Immobilier : le marché canadien pourrait enfin redémarrer… mais attention, la reprise reste fragile
Après des années de taux élevés, de prix difficiles à suivre et d’acheteurs paralysés par l’incertitude, le marché immobilier canadien pourrait enfin montrer de vrais signes de réveil. Mais cette reprise tant attendue pourrait être beaucoup moins spectaculaire — et beaucoup plus fragile — qu’espéré.
Selon de nouvelles prévisions économiques, les ventes de propriétés ont commencé à reprendre du terrain depuis le printemps, le nombre de propriétés à vendre semble se stabiliser et les prix donnent enfin quelques signes d’accalmie.
Pour des milliers de ménages qui attendent depuis des mois, voire des années, avant d’acheter, la situation pourrait donc commencer à changer.
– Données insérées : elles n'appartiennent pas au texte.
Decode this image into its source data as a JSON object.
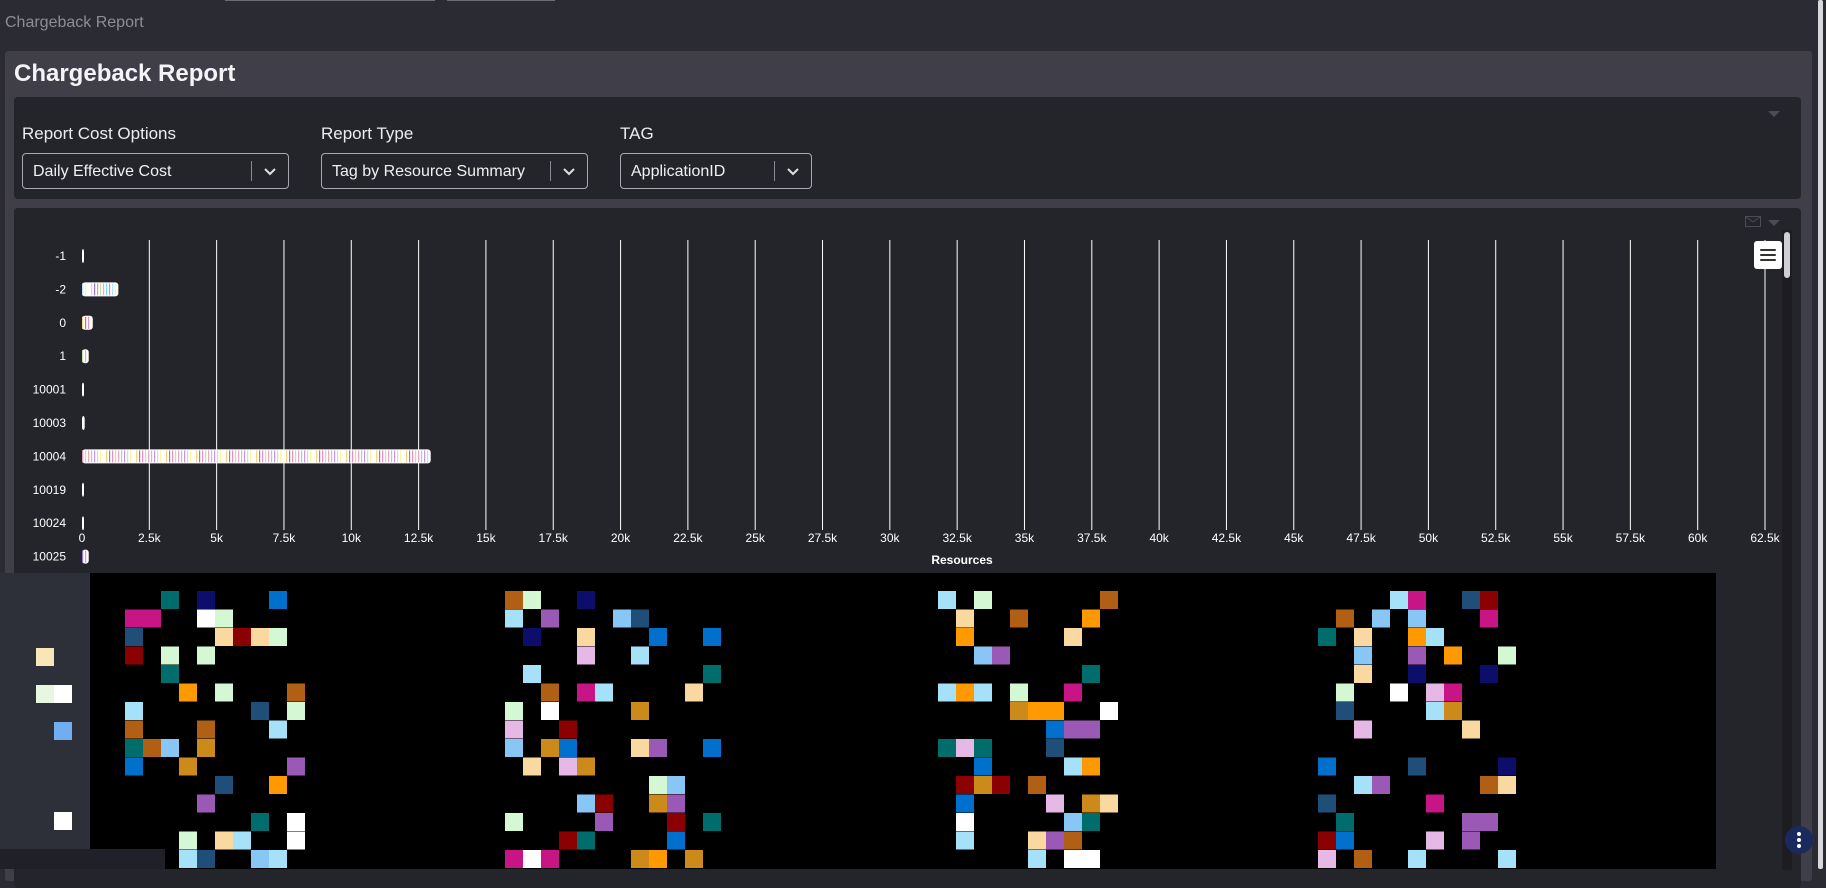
{
  "breadcrumb": "Chargeback Report",
  "page_title": "Chargeback Report",
  "options": {
    "cost_label": "Report Cost Options",
    "cost_value": "Daily Effective Cost",
    "type_label": "Report Type",
    "type_value": "Tag by Resource Summary",
    "tag_label": "TAG",
    "tag_value": "ApplicationID"
  },
  "icons": [
    "chevron-down-icon",
    "menu-icon",
    "mail-icon",
    "more-vertical-icon",
    "collapse-icon"
  ],
  "colors": {
    "background": "#2b2b33",
    "panel": "#3f3e49",
    "card": "#24252b",
    "gridline": "#ffffff"
  },
  "chart_data": {
    "type": "bar",
    "orientation": "horizontal",
    "stacked": true,
    "categories": [
      "-1",
      "-2",
      "0",
      "1",
      "10001",
      "10003",
      "10004",
      "10019",
      "10024",
      "10025"
    ],
    "values": [
      60,
      1350,
      400,
      250,
      60,
      100,
      12950,
      40,
      60,
      250
    ],
    "xlabel": "Resources",
    "xlim": [
      0,
      62500
    ],
    "xticks": [
      "0",
      "2.5k",
      "5k",
      "7.5k",
      "10k",
      "12.5k",
      "15k",
      "17.5k",
      "20k",
      "22.5k",
      "25k",
      "27.5k",
      "30k",
      "32.5k",
      "35k",
      "37.5k",
      "40k",
      "42.5k",
      "45k",
      "47.5k",
      "50k",
      "52.5k",
      "55k",
      "57.5k",
      "60k",
      "62.5k"
    ],
    "grid": true,
    "segment_colors": [
      "#f4a3c3",
      "#b3e5fc",
      "#ffd180",
      "#c5e1a5",
      "#ce93d8",
      "#ffffff",
      "#f48fb1",
      "#80deea",
      "#fff59d",
      "#9575cd"
    ]
  }
}
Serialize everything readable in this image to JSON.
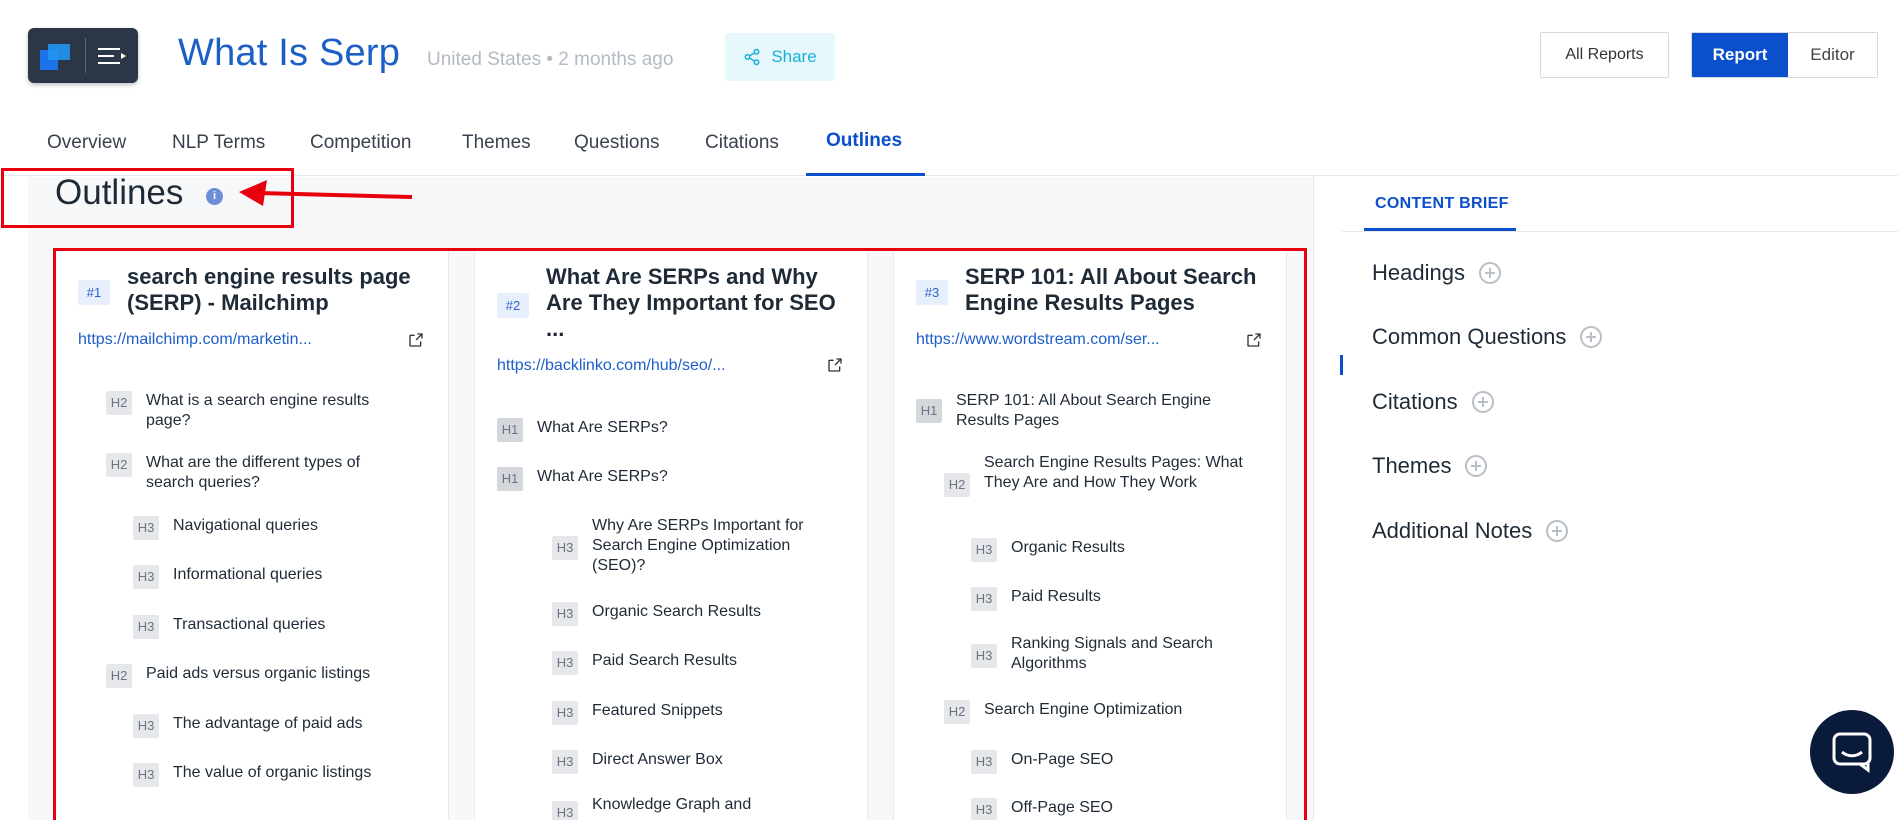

Mais il y a un problème : plusieurs menaces économiques pourraient encore faire dérailler cette reprise.
Des centaines de milliers d’acheteurs pourraient revenir sur le marché
Depuis la forte hausse des taux d’intérêt et du coût des propriétés, de nombreux Canadiens ont simplement abandonné — ou repoussé — leur projet immobilier.
Certains sont restés locataires plus longtemps que prévu. D’autres ont retardé l’achat d’une première maison. Des propriétaires qui souhaitaient déménager dans une propriété plus grande ont également préféré attendre.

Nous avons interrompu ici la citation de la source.